Hay una cierta analogía entre lo que nos sucede en el Museo de Ciencias Naturales del Bosque de La Plata y lo que pueden sobre nosotros los libros, digamos los que releemos o habremos fatalmente de releer (o los que no toleramos todavía no haber leído). Las bibliotecas personales son museos privados que es muy riesgoso abrir al público y que los otros, siempre, queremos saquear o por lo menos mermar sin que se note. En el museo, como en la biblioteca personal -lo sabe cualquier lector compulsivo o fetichista-, late una amenaza de hecho contra la propiedad, por más homeopática o moderada que suela ser. En fin, más Perogrullo: ¿qué es un lector de libros, sino una especie del ladrón?
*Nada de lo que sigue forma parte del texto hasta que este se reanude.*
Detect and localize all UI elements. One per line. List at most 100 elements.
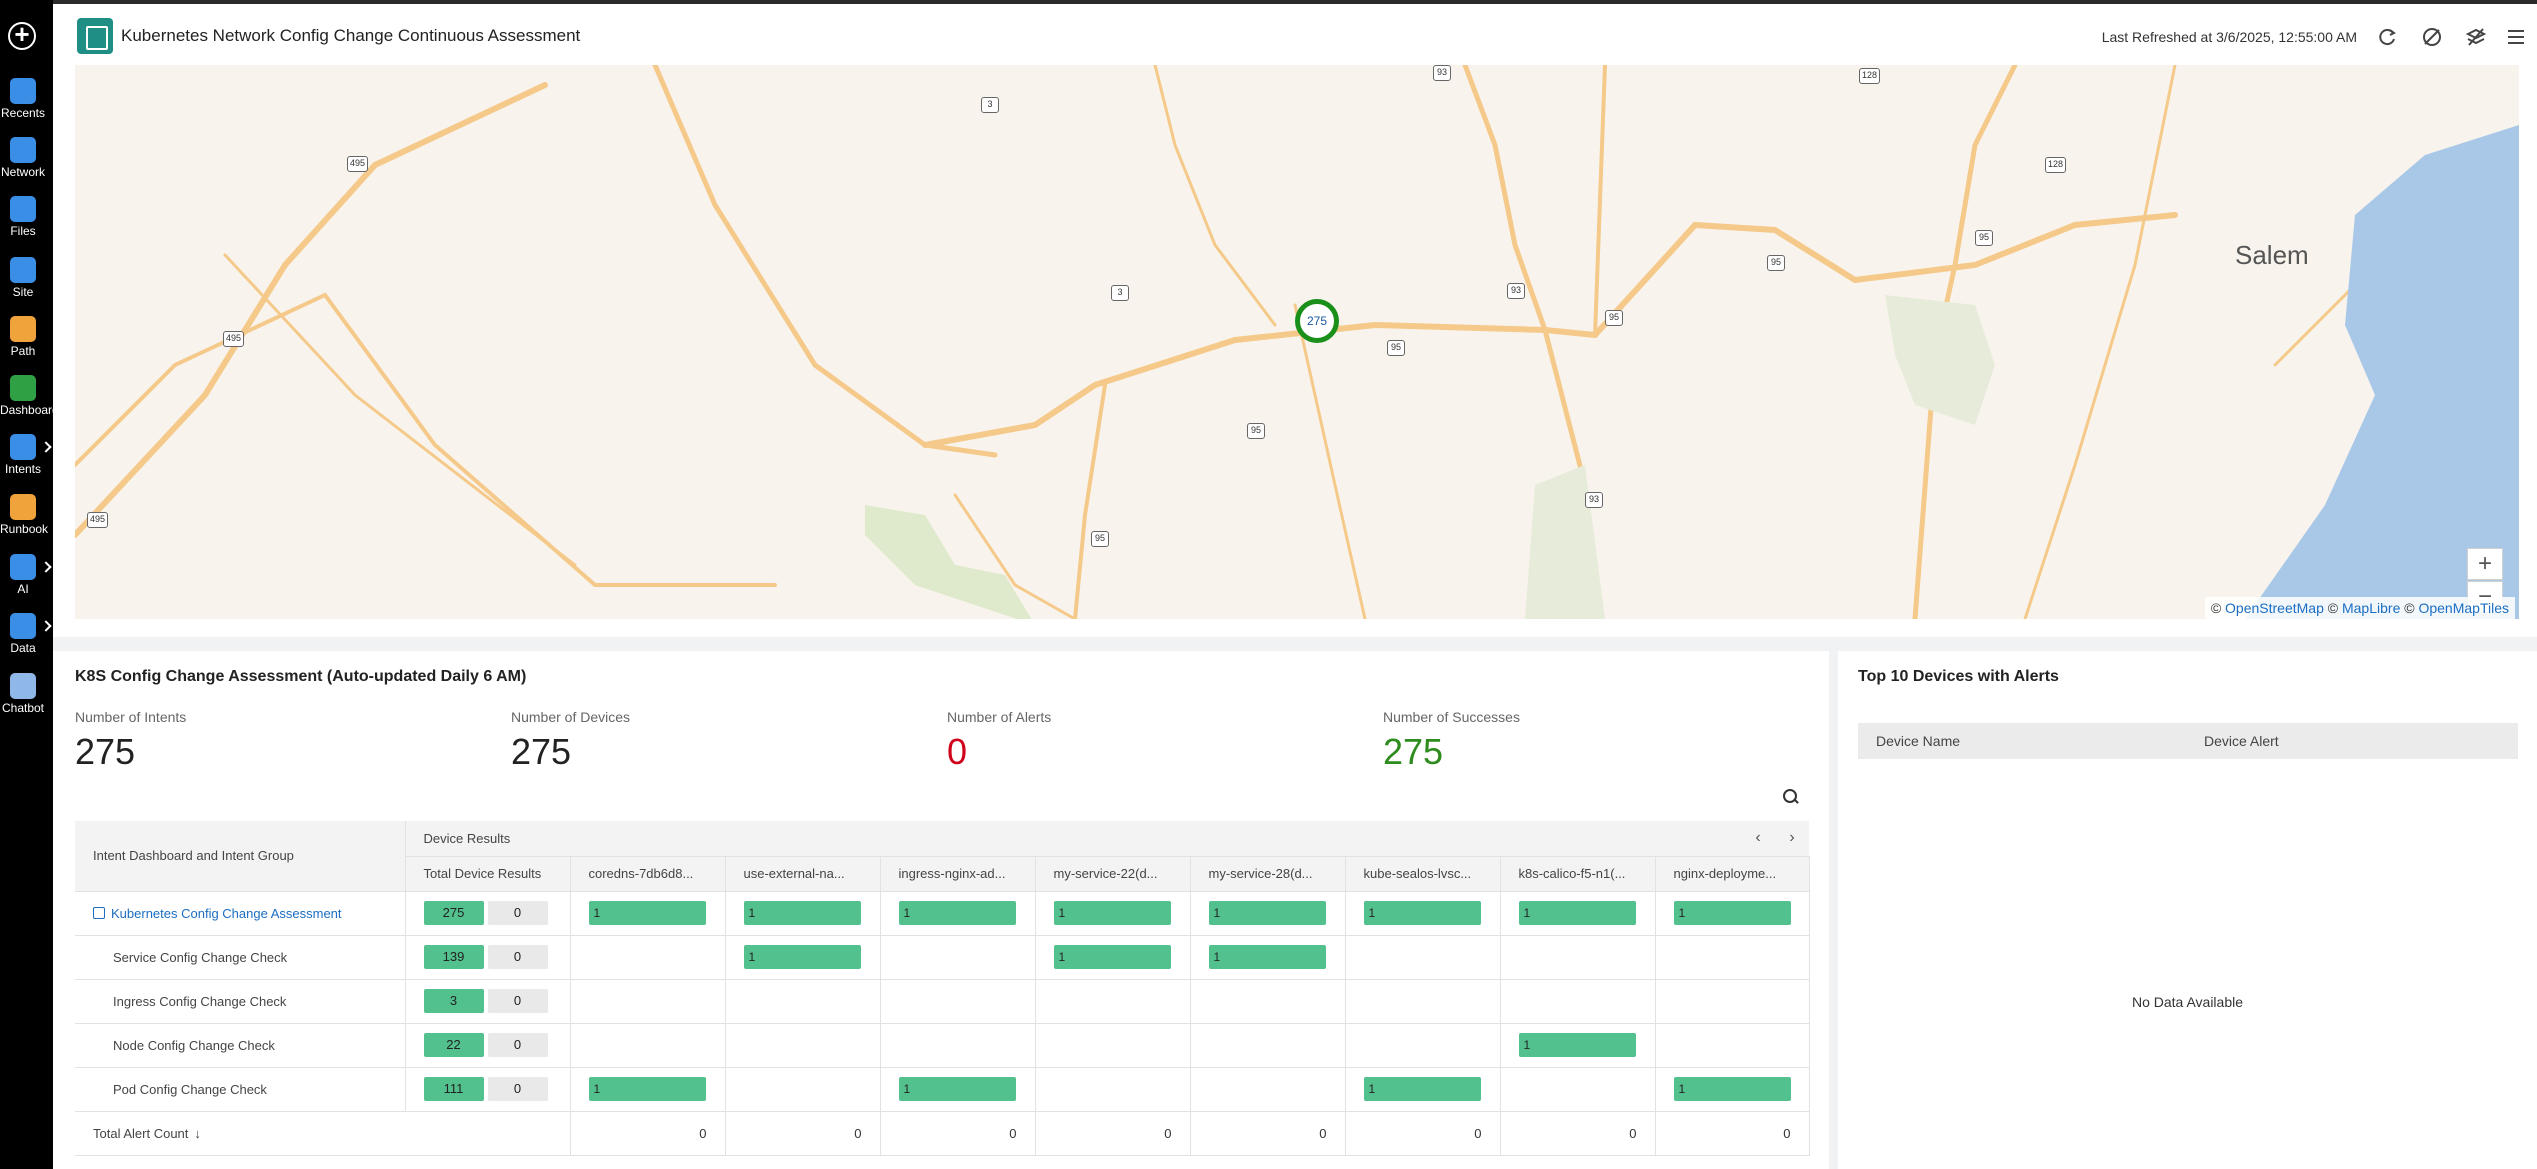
device-result-bar[interactable]: 1 — [1518, 1033, 1636, 1057]
hide-layer-icon[interactable] — [2465, 26, 2487, 48]
map-roads — [75, 65, 2519, 619]
stat-value[interactable]: 0 — [947, 731, 1051, 773]
device-cluster-marker[interactable]: 275 — [1295, 299, 1339, 343]
refresh-icon[interactable] — [2376, 26, 2398, 48]
maplibre-link[interactable]: MapLibre — [2342, 600, 2400, 616]
openmaptiles-link[interactable]: OpenMapTiles — [2418, 600, 2509, 616]
alert-count-badge[interactable]: 0 — [487, 901, 548, 925]
device-result-bar[interactable]: 1 — [743, 901, 861, 925]
device-column-header[interactable]: kube-sealos-lvsc... — [1345, 856, 1501, 892]
top10-table-header: Device Name Device Alert — [1858, 723, 2518, 759]
row-label: Ingress Config Change Check — [113, 993, 287, 1009]
device-result-cell: 1 — [1190, 891, 1346, 936]
success-count-badge[interactable]: 111 — [423, 1077, 484, 1101]
alert-count-badge[interactable]: 0 — [487, 989, 548, 1013]
sidebar-item-path[interactable]: Path — [0, 316, 46, 358]
device-column-header[interactable]: use-external-na... — [725, 856, 881, 892]
scroll-left-button[interactable]: ‹ — [1745, 827, 1771, 851]
device-result-cell — [1500, 935, 1656, 980]
success-count-badge[interactable]: 275 — [423, 901, 484, 925]
intents-icon — [10, 434, 36, 460]
device-result-cell — [880, 1023, 1036, 1068]
device-result-bar[interactable]: 1 — [1363, 901, 1481, 925]
zoom-in-button[interactable]: + — [2467, 548, 2503, 580]
sort-down-icon[interactable]: ↓ — [194, 1126, 201, 1141]
sidebar-item-dashboard[interactable]: Dashboard — [0, 375, 59, 417]
device-result-cell: 1 — [570, 891, 726, 936]
device-result-bar[interactable]: 1 — [743, 945, 861, 969]
device-result-cell: 1 — [1190, 935, 1346, 980]
stat-value[interactable]: 275 — [1383, 731, 1520, 773]
openstreetmap-link[interactable]: OpenStreetMap — [2225, 600, 2324, 616]
total-alert-label: Total Alert Count ↓ — [75, 1111, 405, 1156]
device-result-bar[interactable]: 1 — [588, 901, 706, 925]
alert-count-badge[interactable]: 0 — [487, 1077, 548, 1101]
stat-number-of-intents: Number of Intents 275 — [75, 709, 186, 773]
device-result-cell — [1345, 935, 1501, 980]
sidebar-item-ai[interactable]: AI — [0, 554, 46, 596]
sidebar-item-intents[interactable]: Intents — [0, 434, 46, 476]
alert-count-badge[interactable]: 0 — [487, 1033, 548, 1057]
sidebar-item-files[interactable]: Files — [0, 196, 46, 238]
route-shield: 128 — [1859, 68, 1881, 84]
device-result-cell: 1 — [725, 891, 881, 936]
device-result-bar[interactable]: 1 — [898, 901, 1016, 925]
device-result-bar[interactable]: 1 — [1518, 901, 1636, 925]
sidebar-item-network[interactable]: Network — [0, 137, 46, 179]
device-result-bar[interactable]: 1 — [1208, 901, 1326, 925]
scroll-right-button[interactable]: › — [1779, 827, 1805, 851]
success-count-badge[interactable]: 3 — [423, 989, 484, 1013]
device-alert-column-header[interactable]: Device Alert — [2204, 733, 2279, 749]
device-result-bar[interactable]: 1 — [1363, 1077, 1481, 1101]
stat-value[interactable]: 275 — [511, 731, 630, 773]
assessment-panel: K8S Config Change Assessment (Auto-updat… — [53, 651, 1829, 1169]
ai-icon — [10, 554, 36, 580]
success-count-badge[interactable]: 139 — [423, 945, 484, 969]
device-result-bar[interactable]: 1 — [1053, 901, 1171, 925]
device-result-bar[interactable]: 1 — [898, 1077, 1016, 1101]
device-name-column-header[interactable]: Device Name — [1876, 733, 1960, 749]
total-results-header[interactable]: Total Device Results — [405, 856, 571, 892]
alert-count-cell: 0 — [1655, 1111, 1810, 1156]
device-column-header[interactable]: k8s-calico-f5-n1(... — [1500, 856, 1656, 892]
map-canvas[interactable]: 495 495 495 3 3 93 93 93 95 95 95 95 95 95 128 128 Sale… — [75, 65, 2519, 619]
success-count-badge[interactable]: 22 — [423, 1033, 484, 1057]
alert-count-badge[interactable]: 0 — [487, 945, 548, 969]
total-results-cell: 30 — [405, 979, 571, 1024]
sidebar-item-site[interactable]: Site — [0, 257, 46, 299]
device-column-header[interactable]: nginx-deployme... — [1655, 856, 1810, 892]
stat-value[interactable]: 275 — [75, 731, 186, 773]
sidebar-item-label: Dashboard — [0, 403, 59, 417]
sidebar-item-recents[interactable]: Recents — [0, 78, 46, 120]
device-result-bar[interactable]: 1 — [1673, 1077, 1791, 1101]
route-shield: 495 — [347, 156, 369, 172]
device-result-cell — [1190, 979, 1346, 1024]
menu-icon[interactable] — [2505, 26, 2527, 48]
search-icon[interactable] — [1783, 789, 1799, 805]
route-shield: 95 — [1247, 423, 1265, 439]
alert-count-cell: 0 — [1035, 1111, 1191, 1156]
sidebar-item-chatbot[interactable]: Chatbot — [0, 673, 46, 715]
intent-group-name: Service Config Change Check — [75, 935, 406, 980]
device-column-header[interactable]: my-service-28(d... — [1190, 856, 1346, 892]
device-result-bar[interactable]: 1 — [1208, 945, 1326, 969]
hide-map-icon[interactable] — [2421, 26, 2443, 48]
device-result-cell — [570, 935, 726, 980]
intent-dashboard-link[interactable]: Kubernetes Config Change Assessment — [75, 891, 406, 936]
sidebar-item-runbook[interactable]: Runbook — [0, 494, 48, 536]
device-column-header[interactable]: coredns-7db6d8... — [570, 856, 726, 892]
route-shield: 3 — [1111, 285, 1129, 301]
device-column-header[interactable]: my-service-22(d... — [1035, 856, 1191, 892]
device-result-bar[interactable]: 1 — [1053, 945, 1171, 969]
add-icon[interactable]: + — [8, 21, 36, 50]
sidebar-item-data[interactable]: Data — [0, 613, 46, 655]
device-result-bar[interactable]: 1 — [1673, 901, 1791, 925]
sidebar-item-label: Recents — [0, 106, 46, 120]
data-icon — [10, 613, 36, 639]
route-shield: 3 — [981, 97, 999, 113]
last-refreshed-text: Last Refreshed at 3/6/2025, 12:55:00 AM — [2101, 29, 2357, 45]
row-label: Pod Config Change Check — [113, 1081, 267, 1097]
device-column-header[interactable]: ingress-nginx-ad... — [880, 856, 1036, 892]
device-results-header: Device Results ‹ › — [405, 821, 1810, 857]
device-result-bar[interactable]: 1 — [588, 1077, 706, 1101]
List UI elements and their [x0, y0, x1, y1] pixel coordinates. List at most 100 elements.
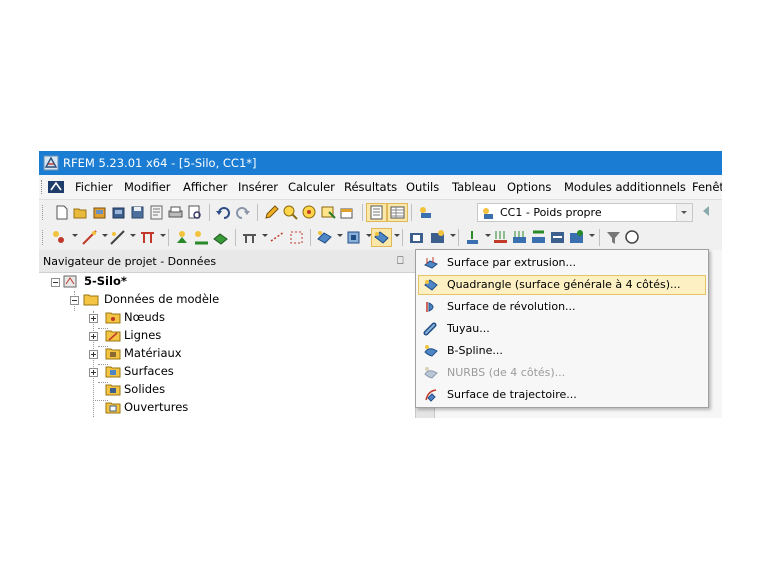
print-preview-icon[interactable] — [186, 204, 203, 221]
tree-item-nodes[interactable]: Nœuds — [39, 309, 415, 327]
new-file-icon[interactable] — [53, 204, 70, 221]
find-icon[interactable] — [282, 204, 299, 221]
node-dropdown-icon[interactable] — [72, 234, 78, 237]
member-dropdown-icon[interactable] — [130, 234, 136, 237]
dimension-icon[interactable] — [269, 229, 286, 246]
menu-item-bspline-surface[interactable]: B-Spline... — [418, 341, 706, 361]
guide-line-icon[interactable] — [288, 229, 305, 246]
redo-icon[interactable] — [234, 204, 251, 221]
print-icon[interactable] — [167, 204, 184, 221]
support-icon[interactable] — [174, 229, 191, 246]
menu-item-nurbs-surface[interactable]: NURBS (de 4 côtés)... — [418, 363, 706, 383]
new-solid-icon[interactable] — [345, 229, 362, 246]
window-title: RFEM 5.23.01 x64 - [5-Silo, CC1*] — [63, 156, 257, 170]
load-case-icon[interactable] — [417, 204, 434, 221]
line-support-icon[interactable] — [193, 229, 210, 246]
tree-item-label: Matériaux — [124, 346, 182, 360]
surface-load-icon[interactable] — [511, 229, 528, 246]
tree-item-label: 5-Silo* — [84, 274, 127, 288]
tree-item-openings[interactable]: Ouvertures — [39, 399, 415, 417]
menu-modules-additionnels[interactable]: Modules additionnels — [564, 180, 686, 194]
menu-item-label: Surface de révolution... — [447, 300, 576, 313]
load-case-value: CC1 - Poids propre — [500, 206, 602, 219]
open-folder-icon[interactable] — [72, 204, 89, 221]
menu-item-quadrangle-surface[interactable]: Quadrangle (surface générale à 4 côtés).… — [418, 275, 706, 295]
menu-item-label: B-Spline... — [447, 344, 503, 357]
select-window-icon[interactable] — [320, 204, 337, 221]
tree-item-label: Surfaces — [124, 364, 174, 378]
system-menu-icon[interactable] — [45, 179, 67, 195]
surface-dropdown-icon[interactable] — [337, 234, 343, 237]
collapse-icon[interactable] — [51, 278, 60, 287]
calculate-icon[interactable] — [605, 229, 622, 246]
member-set-icon[interactable] — [139, 229, 156, 246]
menu-calculer[interactable]: Calculer — [288, 180, 335, 194]
lines-folder-icon — [105, 330, 121, 342]
tree-item-surfaces[interactable]: Surfaces — [39, 363, 415, 381]
line-dropdown-icon[interactable] — [102, 234, 108, 237]
menu-inserer[interactable]: Insérer — [238, 180, 278, 194]
imperfection-icon[interactable] — [549, 229, 566, 246]
opening-icon[interactable] — [408, 229, 425, 246]
menu-afficher[interactable]: Afficher — [183, 180, 227, 194]
menu-item-revolution-surface[interactable]: Surface de révolution... — [418, 297, 706, 317]
solid-load-icon[interactable] — [530, 229, 547, 246]
tree-item-label: Solides — [124, 382, 166, 396]
results-icon[interactable] — [624, 229, 641, 246]
new-line-icon[interactable] — [81, 229, 98, 246]
nodal-load-icon[interactable] — [464, 229, 481, 246]
collapse-icon[interactable] — [70, 296, 79, 305]
member-load-icon[interactable] — [492, 229, 509, 246]
tree-item-solids[interactable]: Solides — [39, 381, 415, 399]
menu-fenetre[interactable]: Fenêt — [692, 180, 722, 194]
member-set-dropdown-icon[interactable] — [160, 234, 166, 237]
undo-icon[interactable] — [215, 204, 232, 221]
toolbar-grip — [42, 230, 45, 245]
nodes-folder-icon — [105, 312, 121, 324]
load-case-selector[interactable]: CC1 - Poids propre — [477, 203, 693, 222]
menu-item-label: Surface par extrusion... — [447, 256, 577, 269]
menu-options[interactable]: Options — [507, 180, 551, 194]
report-icon[interactable] — [148, 204, 165, 221]
tables-icon — [389, 204, 406, 221]
new-window-icon[interactable] — [339, 204, 356, 221]
new-member-icon[interactable] — [109, 229, 126, 246]
load-generator-icon[interactable] — [568, 229, 585, 246]
model-block-icon[interactable] — [110, 204, 127, 221]
tree-item-lines[interactable]: Lignes — [39, 327, 415, 345]
expand-icon[interactable] — [89, 314, 98, 323]
menu-item-extrusion-surface[interactable]: Surface par extrusion... — [418, 253, 706, 273]
load-generator-dropdown-icon[interactable] — [589, 234, 595, 237]
nodal-load-dropdown-icon[interactable] — [485, 234, 491, 237]
load-wizard-dropdown-icon[interactable] — [450, 234, 456, 237]
expand-icon[interactable] — [89, 350, 98, 359]
toolbar-separator — [235, 229, 236, 246]
surface-support-icon[interactable] — [212, 229, 229, 246]
hinge-icon[interactable] — [241, 229, 258, 246]
materials-folder-icon — [105, 348, 121, 360]
menu-item-pipe-surface[interactable]: Tuyau... — [418, 319, 706, 339]
load-case-dropdown-arrow-icon[interactable] — [676, 204, 692, 221]
expand-icon[interactable] — [89, 332, 98, 341]
menu-item-trajectory-surface[interactable]: Surface de trajectoire... — [418, 385, 706, 405]
menu-fichier[interactable]: Fichier — [75, 180, 113, 194]
new-node-icon[interactable] — [51, 229, 68, 246]
menu-modifier[interactable]: Modifier — [124, 180, 171, 194]
zoom-icon[interactable] — [301, 204, 318, 221]
save-icon[interactable] — [129, 204, 146, 221]
new-surface-icon[interactable] — [316, 229, 333, 246]
expand-icon[interactable] — [89, 368, 98, 377]
tree-item-materials[interactable]: Matériaux — [39, 345, 415, 363]
hinge-dropdown-icon[interactable] — [262, 234, 268, 237]
tree-item-model-data[interactable]: Données de modèle — [39, 291, 415, 309]
menu-tableau[interactable]: Tableau — [452, 180, 496, 194]
previous-load-case-icon[interactable] — [703, 206, 709, 216]
load-wizard-icon[interactable] — [429, 229, 446, 246]
pin-icon[interactable]: ⎕ — [397, 254, 404, 268]
menu-outils[interactable]: Outils — [406, 180, 439, 194]
open-model-icon[interactable] — [91, 204, 108, 221]
tree-item-project[interactable]: 5-Silo* — [39, 273, 415, 291]
special-surface-dropdown-icon[interactable] — [394, 234, 400, 237]
menu-resultats[interactable]: Résultats — [344, 180, 397, 194]
edit-pencil-icon[interactable] — [263, 204, 280, 221]
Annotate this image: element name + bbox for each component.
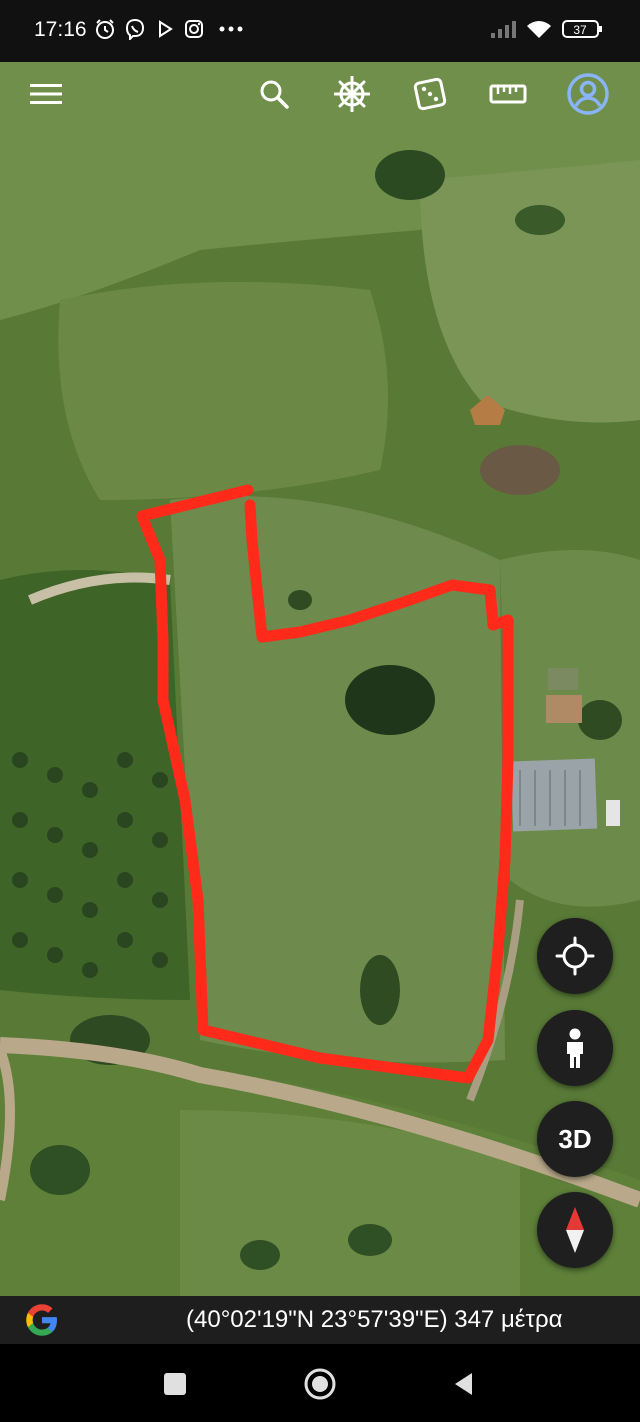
recents-square-icon [164,1373,186,1395]
back-triangle-icon [455,1373,472,1395]
recents-button[interactable] [155,1364,195,1404]
battery-icon: 37 [562,16,604,42]
account-icon [567,73,609,115]
viber-icon [122,16,148,42]
menu-button[interactable] [24,72,68,116]
street-view-button[interactable] [537,1010,613,1086]
instagram-icon [181,16,207,42]
home-circle-icon [304,1368,336,1400]
battery-level: 37 [573,23,587,37]
voyager-wheel-icon [334,76,370,112]
more-dots-icon [218,16,244,42]
search-icon [260,80,289,109]
property-boundary-outline [136,484,514,1084]
status-bar: 17:16 37 [0,0,640,62]
coordinates-readout: (40°02'19"N 23°57'39"E) 347 μέτρα [186,1306,563,1333]
satellite-map[interactable]: 3D [0,62,640,1296]
map-info-bar: (40°02'19"N 23°57'39"E) 347 μέτρα [0,1296,640,1344]
menu-icon [30,84,62,104]
wifi-icon [526,16,552,42]
my-location-icon [555,936,595,976]
voyager-button[interactable] [330,72,374,116]
my-location-button[interactable] [537,918,613,994]
measure-button[interactable] [486,72,530,116]
search-button[interactable] [252,72,296,116]
account-button[interactable] [564,70,612,118]
alarm-icon [92,16,118,42]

O también: el lector que no haya robado un libro, que se haga el Astier y tire la primera piedra contra las museólatras vitrinas de incunables de la biblioteca nacional de su país (y que se lleve uno).
* Ana Porrúa reseñó en este mismo sitio los libros de Negroni Elegía Joseph Cornell (2013) y Pequeño mundo ilustrado (Caja Negra, 2011). Desde Museo negro (Norma, 1999) fueron entrando en esa misma serie Galería fantástica (Siglo XXI, 2009), Buenos Aires Tour (Aldus-CONACULTA, 2006), El testigo lúcido (Viterbo, 2003) y la reedición en 2007 (Bajo la luna) de los ensayos reunidos en Ciudad gótica (1993). Cartas extraordinarias, que salió a fines de 2013 (Alfaguara), conserva una cierta familiaridad pero parece abrir otra serie o al menos no entrar en esta que listamos.
** Uno es la reedición de El amor al arte. Los museos de arte europeos y su público, de Pierre Bourdieu y A. Darbel (Prometeo). El otro, una compilación de Eidelman, Roustan y Goldstein titulada El museo y sus públicos. El visitante tiene la palabra (Ariel/Typa). Si en su momento, el título de Bourdieu pudo espantar burgueses y lograr algo del efecto profiláctico que se proponía (todos sus escritos sobre "arte" lo hacen), hoy ya suena ineficaz e inútilmente ofensivo, una cosa ya casi por completo -como se dice- extemporánea o fuera de contexto.